Mol Psychiatry. 2026 Jun 11. doi: 10.1038/s41380-026-03678-1. Online ahead of print.
ABSTRACT
The plasma proteomic signatures of sleep disturbance remain poorly characterized. Using data from 43,709 predominantly European-ancestry, middle-aged and older UK Biobank participants, we depict a large-scale atlas of plasma proteomic signatures of seven self-reported sleep traits (sleep duration, chronotype, insomnia symptoms, daytime napping, daytime sleepiness, snoring, and ease of getting up in the morning) and a derived sleep health score. We identify 935 proteins associated with at least one sleep trait, converging on lipid metabolism, immune function and inflammation, cell adhesion, and neurochemical signaling.

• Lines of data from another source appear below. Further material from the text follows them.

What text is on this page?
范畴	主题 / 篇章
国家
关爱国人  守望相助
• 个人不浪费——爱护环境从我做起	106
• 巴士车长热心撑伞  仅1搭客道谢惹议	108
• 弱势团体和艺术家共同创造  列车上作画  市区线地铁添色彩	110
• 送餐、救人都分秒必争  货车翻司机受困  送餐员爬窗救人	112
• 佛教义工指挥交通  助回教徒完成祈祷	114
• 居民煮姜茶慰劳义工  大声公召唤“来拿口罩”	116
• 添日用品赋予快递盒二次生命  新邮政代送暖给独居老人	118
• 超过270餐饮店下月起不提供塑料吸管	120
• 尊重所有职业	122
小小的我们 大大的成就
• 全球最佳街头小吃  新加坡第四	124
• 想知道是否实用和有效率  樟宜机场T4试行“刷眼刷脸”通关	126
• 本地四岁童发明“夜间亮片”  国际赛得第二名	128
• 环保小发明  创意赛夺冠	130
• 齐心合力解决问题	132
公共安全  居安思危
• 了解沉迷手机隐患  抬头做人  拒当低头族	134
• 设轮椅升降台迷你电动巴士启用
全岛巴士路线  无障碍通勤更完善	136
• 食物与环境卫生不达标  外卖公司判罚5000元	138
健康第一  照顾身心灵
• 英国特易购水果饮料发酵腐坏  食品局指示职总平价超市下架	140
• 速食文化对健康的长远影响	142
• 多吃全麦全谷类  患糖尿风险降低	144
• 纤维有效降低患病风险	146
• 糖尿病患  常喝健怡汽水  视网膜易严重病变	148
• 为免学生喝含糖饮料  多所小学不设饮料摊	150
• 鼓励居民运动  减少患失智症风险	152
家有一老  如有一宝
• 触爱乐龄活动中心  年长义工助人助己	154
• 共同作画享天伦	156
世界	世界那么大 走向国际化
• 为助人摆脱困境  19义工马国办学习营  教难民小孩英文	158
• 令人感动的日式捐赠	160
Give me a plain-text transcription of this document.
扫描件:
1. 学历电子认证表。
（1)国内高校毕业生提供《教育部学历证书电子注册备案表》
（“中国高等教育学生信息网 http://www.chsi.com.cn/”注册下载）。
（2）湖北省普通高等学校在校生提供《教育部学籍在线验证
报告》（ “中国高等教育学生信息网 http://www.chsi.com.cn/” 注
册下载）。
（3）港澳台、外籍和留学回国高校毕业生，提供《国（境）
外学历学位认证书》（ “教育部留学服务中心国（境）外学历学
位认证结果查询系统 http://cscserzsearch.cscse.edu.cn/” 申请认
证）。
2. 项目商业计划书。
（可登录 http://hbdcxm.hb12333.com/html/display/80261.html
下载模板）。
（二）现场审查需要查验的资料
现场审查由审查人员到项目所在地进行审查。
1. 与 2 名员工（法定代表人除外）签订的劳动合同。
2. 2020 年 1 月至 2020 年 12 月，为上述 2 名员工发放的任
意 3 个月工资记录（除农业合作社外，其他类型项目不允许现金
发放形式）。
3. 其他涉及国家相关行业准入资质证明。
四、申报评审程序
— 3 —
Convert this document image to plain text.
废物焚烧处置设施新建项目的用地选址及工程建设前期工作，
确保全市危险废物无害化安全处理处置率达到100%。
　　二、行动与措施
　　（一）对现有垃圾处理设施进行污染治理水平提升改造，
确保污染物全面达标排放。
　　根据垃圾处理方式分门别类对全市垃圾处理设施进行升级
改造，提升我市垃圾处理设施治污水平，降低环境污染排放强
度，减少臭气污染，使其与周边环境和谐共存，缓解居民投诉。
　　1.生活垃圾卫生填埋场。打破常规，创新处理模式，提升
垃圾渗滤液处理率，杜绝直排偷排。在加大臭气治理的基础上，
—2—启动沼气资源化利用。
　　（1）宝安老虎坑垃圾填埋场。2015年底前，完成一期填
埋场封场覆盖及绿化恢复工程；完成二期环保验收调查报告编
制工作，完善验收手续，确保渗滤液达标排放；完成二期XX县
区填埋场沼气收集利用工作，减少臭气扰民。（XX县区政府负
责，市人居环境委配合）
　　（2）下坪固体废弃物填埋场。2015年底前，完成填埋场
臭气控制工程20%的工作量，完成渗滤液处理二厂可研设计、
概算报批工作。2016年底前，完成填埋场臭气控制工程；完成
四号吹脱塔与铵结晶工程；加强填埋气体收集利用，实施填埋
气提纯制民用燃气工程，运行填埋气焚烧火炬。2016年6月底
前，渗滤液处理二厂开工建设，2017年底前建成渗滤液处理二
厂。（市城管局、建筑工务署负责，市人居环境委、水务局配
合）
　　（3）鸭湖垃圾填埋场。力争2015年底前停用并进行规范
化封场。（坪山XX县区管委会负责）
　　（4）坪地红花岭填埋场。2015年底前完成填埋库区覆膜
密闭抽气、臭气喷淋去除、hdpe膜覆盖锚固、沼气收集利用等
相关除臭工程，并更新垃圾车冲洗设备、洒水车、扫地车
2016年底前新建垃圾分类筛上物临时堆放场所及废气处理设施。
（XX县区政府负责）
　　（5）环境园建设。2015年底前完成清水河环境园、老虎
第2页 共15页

Leveraging genomic structural equation modeling to define three latent sleep factors, namely circadian preference, daytime sleep burden, and nighttime sleep adequacy, bidirectional Mendelian randomization (MR) identifies one protein (LTA) with robust cis-instrument and strong colocalization support (PP.H4 = 0.98) for a putative causal effect on nighttime sleep adequacy. Sixteen additional genetically supported candidate proteins rely primarily on trans-pQTL instruments or weaker colocalization. These genetically supported candidates are prospectively associated with incident cardiovascular disease, stroke, type 2 diabetes, dementia, chronic kidney disease, depression, and mortality over a median 13.6-year follow-up, with the strongest per-SD hazard ratio (HR) associations observed for chronic kidney disease (e.g., BTN2A1: HR = 2.33) and type 2 diabetes (e.g., RBP5: HR = 1.58). Collectively, these findings highlight the potential of large-scale proteomics in elucidating sleep pathogenesis, and generate testable hypotheses for validation in independent cohorts and experimental models.